Un fonctionnaire et un cuisinier du Centre Pénitentiaire de Brieva (Ávila) font l’objet d’une enquête depuis mai dernier pour avoir accordé des faveurs et des présents à Ana Julia Quezada en échange de relations sexuelles. Cependant, ils pourraient ne pas être les seuls employés de la prison à avoir « favorisé » l’assassin pour établir des relations intimes avec elle, selon des informations relayées par un canal d’investigation de Prensa Ibérica.
La mère de Gabriel Cruz, Patricia Ramírez, a demandé au tribunal d’instruction numéro 4 d’Ávila d’identifier d’autres trois fonctionnaires de la prison de Brieva, que, selon une détenue, “ont eu des relations sexuelles” avec Ana Julia et lui ont apporté leur aide pour introduire des téléphones ou toute autre chose dont elle avait besoin.
Des relations secrètes
Dans une déclaration envoyée au juge, l’avocate de Ramírez, Verónica Guerrero, a requis que le magistrat fasse comparaître cette détenue, qui a partagé un module avec Quezada, afin qu’elle “fournisse des informations permettant à Votre Honneur de demander au Centre Pénitentiaire l’identification des trois fonctionnaires mentionnés”. Cette détenue a déjà révélé, dans ses déclarations à la Guardia Civil et au juge, les noms de ces trois présumés travailleurs de la prison ayant commis les mêmes infractions que celles qui font l’objet de l’enquête visant le fonctionnaire et le cuisinier.
Concrètement, la femme a affirmé que “Ana Julia a réussi à duper divers fonctionnaires pour obtenir leurs faveurs.

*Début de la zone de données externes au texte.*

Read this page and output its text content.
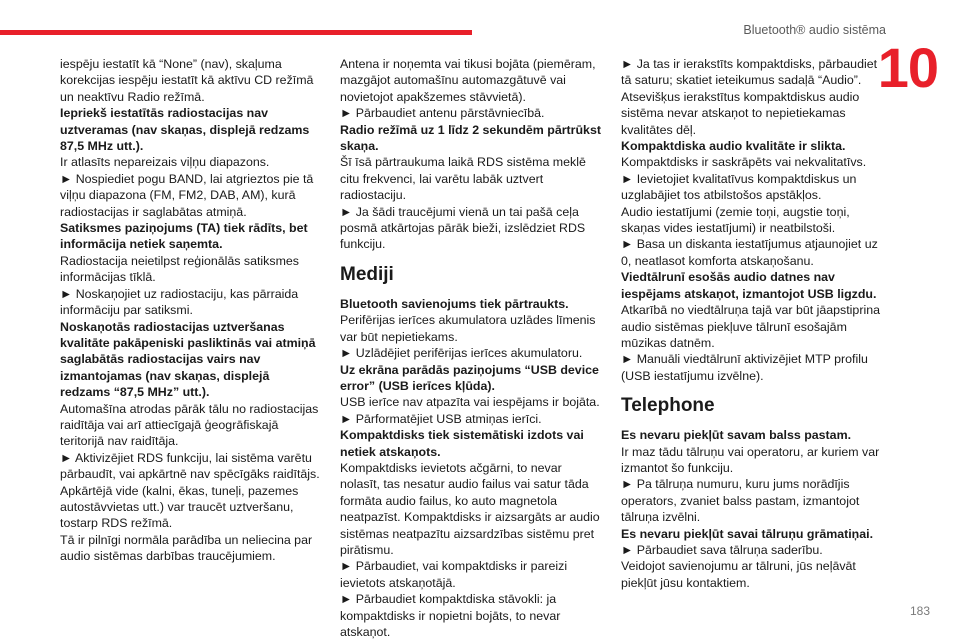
Bluetooth® audio sistēma
10

iespēju iestatīt kā “None” (nav), skaļuma korekcijas iespēju iestatīt kā aktīvu CD režīmā un neaktīvu Radio režīmā.

Iepriekš iestatītās radiostacijas nav uztveramas (nav skaņas, displejā redzams 87,5 MHz utt.).

Ir atlasīts nepareizais viļņu diapazons.

► Nospiediet pogu BAND, lai atgrieztos pie tā viļņu diapazona (FM, FM2, DAB, AM), kurā radiostacijas ir saglabātas atmiņā.

Satiksmes paziņojums (TA) tiek rādīts, bet informācija netiek saņemta.

Radiostacija neietilpst reģionālās satiksmes informācijas tīklā.

► Noskaņojiet uz radiostaciju, kas pārraida informāciju par satiksmi.

Noskaņotās radiostacijas uztveršanas kvalitāte pakāpeniski pasliktinās vai atmiņā saglabātās radiostacijas vairs nav izmantojamas (nav skaņas, displejā redzams “87,5 MHz” utt.).

Automašīna atrodas pārāk tālu no radiostacijas raidītāja vai arī attiecīgajā ģeogrāfiskajā teritorijā nav raidītāja.

► Aktivizējiet RDS funkciju, lai sistēma varētu pārbaudīt, vai apkārtnē nav spēcīgāks raidītājs.

Apkārtējā vide (kalni, ēkas, tuneļi, pazemes autostāvvietas utt.) var traucēt uztveršanu, tostarp RDS režīmā.

Tā ir pilnīgi normāla parādība un neliecina par audio sistēmas darbības traucējumiem.

Antena ir noņemta vai tikusi bojāta (piemēram, mazgājot automašīnu automazgātuvē vai novietojot apakšzemes stāvvietā).

► Pārbaudiet antenu pārstāvniecībā.

Radio režīmā uz 1 līdz 2 sekundēm pārtrūkst skaņa.

Šī īsā pārtraukuma laikā RDS sistēma meklē citu frekvenci, lai varētu labāk uztvert radiostaciju.

► Ja šādi traucējumi vienā un tai pašā ceļa posmā atkārtojas pārāk bieži, izslēdziet RDS funkciju.

Mediji

Bluetooth savienojums tiek pārtraukts.

Perifērijas ierīces akumulatora uzlādes līmenis var būt nepietiekams.

► Uzlādējiet perifērijas ierīces akumulatoru.

Uz ekrāna parādās paziņojums “USB device error” (USB ierīces kļūda).

USB ierīce nav atpazīta vai iespējams ir bojāta.

► Pārformatējiet USB atmiņas ierīci.

Kompaktdisks tiek sistemātiski izdots vai netiek atskaņots.

Kompaktdisks ievietots ačgārni, to nevar nolasīt, tas nesatur audio failus vai satur tāda formāta audio failus, ko auto magnetola neatpazīst. Kompaktdisks ir aizsargāts ar audio sistēmas neatpazītu aizsardzības sistēmu pret pirātismu.

► Pārbaudiet, vai kompaktdisks ir pareizi ievietots atskaņotājā.

► Pārbaudiet kompaktdiska stāvokli: ja kompaktdisks ir nopietni bojāts, to nevar atskaņot.

► Ja tas ir ierakstīts kompaktdisks, pārbaudiet tā saturu; skatiet ieteikumus sadaļā “Audio”.

Atsevišķus ierakstītus kompaktdiskus audio sistēma nevar atskaņot to nepietiekamas kvalitātes dēļ.

Kompaktdiska audio kvalitāte ir slikta.

Kompaktdisks ir saskrāpēts vai nekvalitatīvs.

► Ievietojiet kvalitatīvus kompaktdiskus un uzglabājiet tos atbilstošos apstākļos.

Audio iestatījumi (zemie toņi, augstie toņi, skaņas vides iestatījumi) ir neatbilstoši.

► Basa un diskanta iestatījumus atjaunojiet uz 0, neatlasot komforta atskaņošanu.

Viedtālrunī esošās audio datnes nav iespējams atskaņot, izmantojot USB ligzdu.

Atkarībā no viedtālruņa tajā var būt jāapstiprina audio sistēmas piekļuve tālrunī esošajām mūzikas datnēm.

► Manuāli viedtālrunī aktivizējiet MTP profilu (USB iestatījumu izvēlne).

Telephone

Es nevaru piekļūt savam balss pastam.

Ir maz tādu tālruņu vai operatoru, ar kuriem var izmantot šo funkciju.

► Pa tālruņa numuru, kuru jums norādījis operators, zvaniet balss pastam, izmantojot tālruņa izvēlni.

Es nevaru piekļūt savai tālruņu grāmatiņai.

► Pārbaudiet sava tālruņa saderību.

Veidojot savienojumu ar tālruni, jūs neļāvāt piekļūt jūsu kontaktiem.

183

Je sais qu’elle a eu des relations avec… (noms des trois fonctionnaires). Ana Julia en a même parlé pendant un certain temps”.
Un système de complicité
La détenue a avoué aux enquêteurs qu’en étant dans le centre de Brieva, elle avait eu accès à un téléphone portable, avec lequel elle a informé une amie pendant plusieurs mois des privilèges dont bénéficiait selon elle Ana Julia. Elle a transmis au enquêteurs des conversations sur WhatsApp échangées avec son amie. Dans une d’elles, datée du 18 mai 2024, son amie, surprise par la situation, lui pose la question :
-Amie : Mais qui la soutient ?
-Détenue : Les fonctionnaires.
-Amie : Tous ?
-Détenue : Ceux qui ont des relations avec elle. Don…, qui est le bras droit de la directrice, et un autre encore. Mais ils se couvrent mutuellement.

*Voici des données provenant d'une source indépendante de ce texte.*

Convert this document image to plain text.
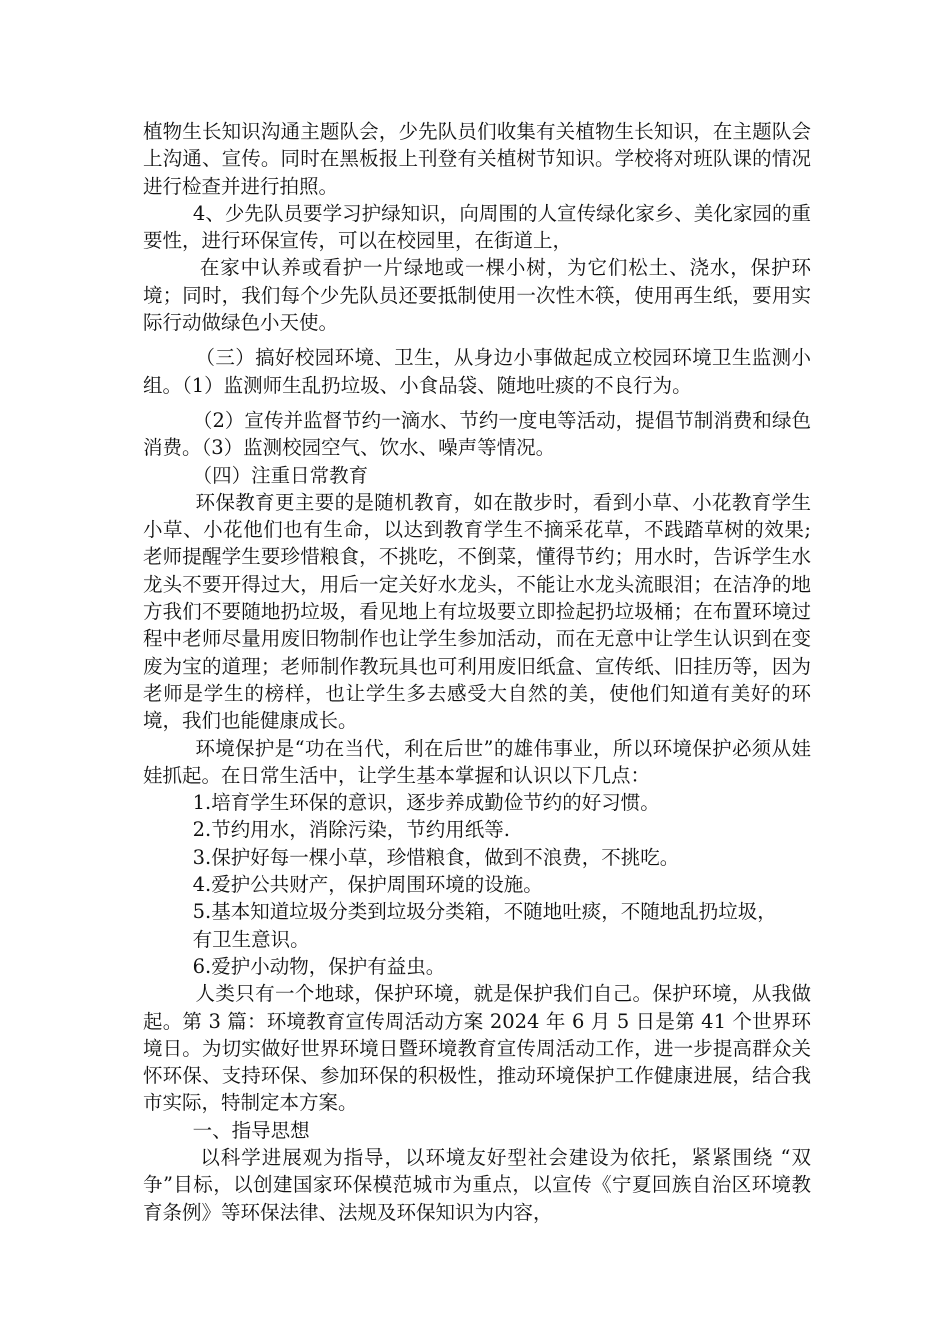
植物生长知识沟通主题队会，少先队员们收集有关植物生长知识，在主题队会上沟通、宣传。同时在黑板报上刊登有关植树节知识。学校将对班队课的情况进行检查并进行拍照。

4、少先队员要学习护绿知识，向周围的人宣传绿化家乡、美化家园的重要性，进行环保宣传，可以在校园里，在街道上，

在家中认养或看护一片绿地或一棵小树，为它们松土、浇水，保护环境；同时，我们每个少先队员还要抵制使用一次性木筷，使用再生纸，要用实际行动做绿色小天使。

（三）搞好校园环境、卫生，从身边小事做起成立校园环境卫生监测小组。（1）监测师生乱扔垃圾、小食品袋、随地吐痰的不良行为。

（2）宣传并监督节约一滴水、节约一度电等活动，提倡节制消费和绿色消费。（3）监测校园空气、饮水、噪声等情况。

（四）注重日常教育

环保教育更主要的是随机教育，如在散步时，看到小草、小花教育学生小草、小花他们也有生命，以达到教育学生不摘采花草，不践踏草树的效果;老师提醒学生要珍惜粮食，不挑吃，不倒菜，懂得节约；用水时，告诉学生水龙头不要开得过大，用后一定关好水龙头，不能让水龙头流眼泪；在洁净的地方我们不要随地扔垃圾，看见地上有垃圾要立即捡起扔垃圾桶；在布置环境过程中老师尽量用废旧物制作也让学生参加活动，而在无意中让学生认识到在变废为宝的道理；老师制作教玩具也可利用废旧纸盒、宣传纸、旧挂历等，因为老师是学生的榜样，也让学生多去感受大自然的美，使他们知道有美好的环境，我们也能健康成长。

环境保护是“功在当代，利在后世”的雄伟事业，所以环境保护必须从娃娃抓起。在日常生活中，让学生基本掌握和认识以下几点：

1.培育学生环保的意识，逐步养成勤俭节约的好习惯。

2.节约用水，消除污染，节约用纸等.

3.保护好每一棵小草，珍惜粮食，做到不浪费，不挑吃。

4.爱护公共财产，保护周围环境的设施。

5.基本知道垃圾分类到垃圾分类箱，不随地吐痰，不随地乱扔垃圾，

有卫生意识。

6.爱护小动物，保护有益虫。

人类只有一个地球，保护环境，就是保护我们自己。保护环境，从我做起。第 3 篇：环境教育宣传周活动方案 2024 年 6 月 5 日是第 41 个世界环境日。为切实做好世界环境日暨环境教育宣传周活动工作，进一步提高群众关怀环保、支持环保、参加环保的积极性，推动环境保护工作健康进展，结合我市实际，特制定本方案。

一、指导思想

以科学进展观为指导，以环境友好型社会建设为依托，紧紧围绕 “双争”目标，以创建国家环保模范城市为重点，以宣传《宁夏回族自治区环境教育条例》等环保法律、法规及环保知识为内容，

L’avocate de la mère de Gabriel rappelle dans son écrit que “la témoin proposée affirme qu’Ana Julia a eu des relations avec (noms de trois fonctionnaires). Cependant, cette partie ignore la filiation de ces personnes puisque les investigations n’ont pas été dirigées vers leur identification et leur éventuelle audition, malgré leurs possibles liens avec les faits en cours d’investigation”.
Points importants à retenir
- Une enquête est en cours concernant des fonctionnaires d’un établissement pénitentiaire.

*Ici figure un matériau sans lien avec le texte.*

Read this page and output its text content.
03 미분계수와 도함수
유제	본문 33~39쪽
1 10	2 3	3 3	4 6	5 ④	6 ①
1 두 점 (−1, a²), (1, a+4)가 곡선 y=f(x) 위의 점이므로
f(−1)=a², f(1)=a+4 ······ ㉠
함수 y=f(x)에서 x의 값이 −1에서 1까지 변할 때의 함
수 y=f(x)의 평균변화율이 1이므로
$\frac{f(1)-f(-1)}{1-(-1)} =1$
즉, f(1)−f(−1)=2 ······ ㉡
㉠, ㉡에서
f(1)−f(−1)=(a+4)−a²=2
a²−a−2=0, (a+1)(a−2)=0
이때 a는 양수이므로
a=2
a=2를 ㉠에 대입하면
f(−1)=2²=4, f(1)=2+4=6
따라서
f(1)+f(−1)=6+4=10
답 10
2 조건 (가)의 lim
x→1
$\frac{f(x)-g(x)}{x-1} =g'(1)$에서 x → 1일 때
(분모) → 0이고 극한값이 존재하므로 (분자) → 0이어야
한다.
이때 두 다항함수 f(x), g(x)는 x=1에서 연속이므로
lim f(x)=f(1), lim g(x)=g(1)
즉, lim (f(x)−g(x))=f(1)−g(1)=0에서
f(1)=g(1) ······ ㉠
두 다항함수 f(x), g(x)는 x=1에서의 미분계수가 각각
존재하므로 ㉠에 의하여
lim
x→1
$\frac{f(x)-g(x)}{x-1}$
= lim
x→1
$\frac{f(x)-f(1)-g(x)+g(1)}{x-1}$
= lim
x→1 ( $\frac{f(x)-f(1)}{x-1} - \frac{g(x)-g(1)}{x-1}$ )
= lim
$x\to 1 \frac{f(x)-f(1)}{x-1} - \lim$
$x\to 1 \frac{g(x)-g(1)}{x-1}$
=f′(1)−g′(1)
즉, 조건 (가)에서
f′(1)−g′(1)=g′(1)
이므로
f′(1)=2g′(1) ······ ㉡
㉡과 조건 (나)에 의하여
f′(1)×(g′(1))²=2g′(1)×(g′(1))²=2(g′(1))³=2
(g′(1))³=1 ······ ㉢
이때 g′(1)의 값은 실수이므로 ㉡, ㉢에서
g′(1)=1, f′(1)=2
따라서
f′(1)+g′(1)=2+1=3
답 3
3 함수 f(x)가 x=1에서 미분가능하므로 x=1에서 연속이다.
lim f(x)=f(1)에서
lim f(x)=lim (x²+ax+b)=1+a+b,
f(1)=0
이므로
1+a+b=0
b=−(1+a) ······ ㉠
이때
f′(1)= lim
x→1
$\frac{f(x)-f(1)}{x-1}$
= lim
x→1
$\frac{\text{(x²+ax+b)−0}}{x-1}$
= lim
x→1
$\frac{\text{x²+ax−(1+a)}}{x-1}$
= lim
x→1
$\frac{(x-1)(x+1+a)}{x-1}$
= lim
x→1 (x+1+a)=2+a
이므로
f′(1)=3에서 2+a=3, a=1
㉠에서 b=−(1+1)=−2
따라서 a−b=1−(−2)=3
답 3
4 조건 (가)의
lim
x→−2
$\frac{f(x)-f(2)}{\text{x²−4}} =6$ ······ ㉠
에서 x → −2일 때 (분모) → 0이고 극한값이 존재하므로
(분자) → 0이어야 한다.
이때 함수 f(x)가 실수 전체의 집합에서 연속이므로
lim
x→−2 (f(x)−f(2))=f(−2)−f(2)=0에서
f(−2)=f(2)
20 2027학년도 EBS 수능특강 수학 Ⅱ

- Ana Julia Quezada a été au centre des attentions en raison de ses relations avec des employés de la prison.
- Des témoignages de détenues révèlent des échanges de faveurs en échange de privilèges.
- Un appel à l’identification de trois autres fonctionnaires a été formulé au tribunal.
Ce dossier soulève des interrogations profondes sur le fonctionnement des établissements pénitentiaires et la vulnérabilité de certaines détenues face à un système parfois complice. À travers ces révélations, se dessine un tableau inquiétant, un reflet d’une réalité qui interpelle, où la frontière entre devoir et abus semble floue. Comment garantir l’intégrité et la justice au sein d’institutions censées protéger et rééduquer ? Ce questionnement demeure brûlant et mérite une attention soutenue.